Taylor nodded. “Yes, as quick as we can.”
Michael hesitated for a moment, as if unsure of what to say next. “I’ll miss you,” he said.
Taylor smiled, leaned over, and kissed him lightly on the cheek. “I’ll miss you, too. But we’ll be back in a few minutes. As soon as I check in.”
Michael squeezed her hand, then pushed the car door open and stepped out onto the sidewalk.
As the Lincoln pulled away from the curb, the young woman turned and faced Taylor. “Ma’am, while we’re taking care of this, is there anything else I can do for you? Anything else you need?”
“Make this all go away,” Taylor answered.
Carey smiled and faced forward. “If I could, I’d be glad to. I can’t. But if there’s anyone that can make this go away, it’s Wes Talmadge. He’s the best.”
Taylor eyed her. “Really? Tell me, how do you know?”
“Because,” Carey replied, “he’s my father.”

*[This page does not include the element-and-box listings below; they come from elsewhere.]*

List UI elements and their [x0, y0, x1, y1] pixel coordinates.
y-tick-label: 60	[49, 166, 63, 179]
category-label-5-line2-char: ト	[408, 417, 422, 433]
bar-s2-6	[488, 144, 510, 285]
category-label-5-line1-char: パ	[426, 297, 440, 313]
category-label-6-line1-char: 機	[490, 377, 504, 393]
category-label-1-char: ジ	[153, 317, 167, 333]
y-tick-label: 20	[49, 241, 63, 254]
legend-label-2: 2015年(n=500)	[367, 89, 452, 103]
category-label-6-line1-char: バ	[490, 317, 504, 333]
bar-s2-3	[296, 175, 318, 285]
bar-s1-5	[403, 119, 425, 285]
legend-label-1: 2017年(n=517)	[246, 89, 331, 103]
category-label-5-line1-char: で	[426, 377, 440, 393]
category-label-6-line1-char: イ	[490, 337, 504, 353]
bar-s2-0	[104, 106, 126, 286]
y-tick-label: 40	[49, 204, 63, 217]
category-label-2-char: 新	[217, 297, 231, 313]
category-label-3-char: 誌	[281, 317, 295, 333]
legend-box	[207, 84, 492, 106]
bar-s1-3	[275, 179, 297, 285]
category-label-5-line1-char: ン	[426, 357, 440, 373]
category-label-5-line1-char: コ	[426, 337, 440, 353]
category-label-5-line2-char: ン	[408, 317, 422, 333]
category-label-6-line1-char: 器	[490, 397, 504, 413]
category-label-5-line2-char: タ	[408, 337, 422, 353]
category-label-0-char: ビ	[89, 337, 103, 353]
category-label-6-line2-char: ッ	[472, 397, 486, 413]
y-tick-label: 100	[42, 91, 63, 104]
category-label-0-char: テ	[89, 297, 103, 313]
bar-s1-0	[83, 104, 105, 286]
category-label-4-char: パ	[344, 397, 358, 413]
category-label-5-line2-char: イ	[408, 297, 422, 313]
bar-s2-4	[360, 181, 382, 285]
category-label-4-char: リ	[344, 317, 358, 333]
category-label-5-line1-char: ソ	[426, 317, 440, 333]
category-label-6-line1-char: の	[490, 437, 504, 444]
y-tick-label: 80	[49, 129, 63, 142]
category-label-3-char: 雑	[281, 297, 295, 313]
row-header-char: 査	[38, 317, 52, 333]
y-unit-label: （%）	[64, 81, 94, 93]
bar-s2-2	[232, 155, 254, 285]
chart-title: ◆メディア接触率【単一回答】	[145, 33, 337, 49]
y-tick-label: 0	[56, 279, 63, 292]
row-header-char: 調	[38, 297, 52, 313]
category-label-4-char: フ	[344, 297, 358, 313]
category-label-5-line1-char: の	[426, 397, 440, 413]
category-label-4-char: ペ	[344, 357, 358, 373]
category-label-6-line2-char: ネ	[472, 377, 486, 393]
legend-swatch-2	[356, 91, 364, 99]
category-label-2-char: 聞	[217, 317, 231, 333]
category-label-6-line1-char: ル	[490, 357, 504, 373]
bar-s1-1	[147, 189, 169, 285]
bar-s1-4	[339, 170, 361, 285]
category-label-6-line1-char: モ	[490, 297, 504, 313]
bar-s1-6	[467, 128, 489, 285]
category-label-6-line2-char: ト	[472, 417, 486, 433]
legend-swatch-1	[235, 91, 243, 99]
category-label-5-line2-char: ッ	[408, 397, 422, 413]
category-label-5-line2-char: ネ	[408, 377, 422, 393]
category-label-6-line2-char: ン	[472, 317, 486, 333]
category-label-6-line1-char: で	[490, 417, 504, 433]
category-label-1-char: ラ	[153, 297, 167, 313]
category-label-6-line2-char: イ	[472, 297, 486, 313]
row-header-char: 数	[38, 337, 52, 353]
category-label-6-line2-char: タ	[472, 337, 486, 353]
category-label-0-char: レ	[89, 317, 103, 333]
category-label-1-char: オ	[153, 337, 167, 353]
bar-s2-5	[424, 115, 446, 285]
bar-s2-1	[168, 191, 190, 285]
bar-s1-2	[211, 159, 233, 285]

Just under two hours later, Taylor and Carey in the front seat, with Wesley Talmadge and Michael in the backseat, drove around Capitol Hill and approached the Metropolitan Nashville Criminal Justice Center from the back way, through side streets. While the area around James Robertson Parkway was new and well-groomed, home to government buildings and high-rises, the area behind the hill and the parkway seemed considerably more run-down. Every other building sign, Taylor thought, seemed to be for a bail bonding agency.
As they turned a corner, Taylor saw the road ahead was blocked with a mob of reporters, cameramen, news vans, and trucks of every type, with microwave towers jutting into the sky for live feeds.
“Jesus,” she muttered. “Look at that.”
Wesley Talmadge, a thin, graying man in a dark suit, spoke up from the backseat. “You two know the drill, right?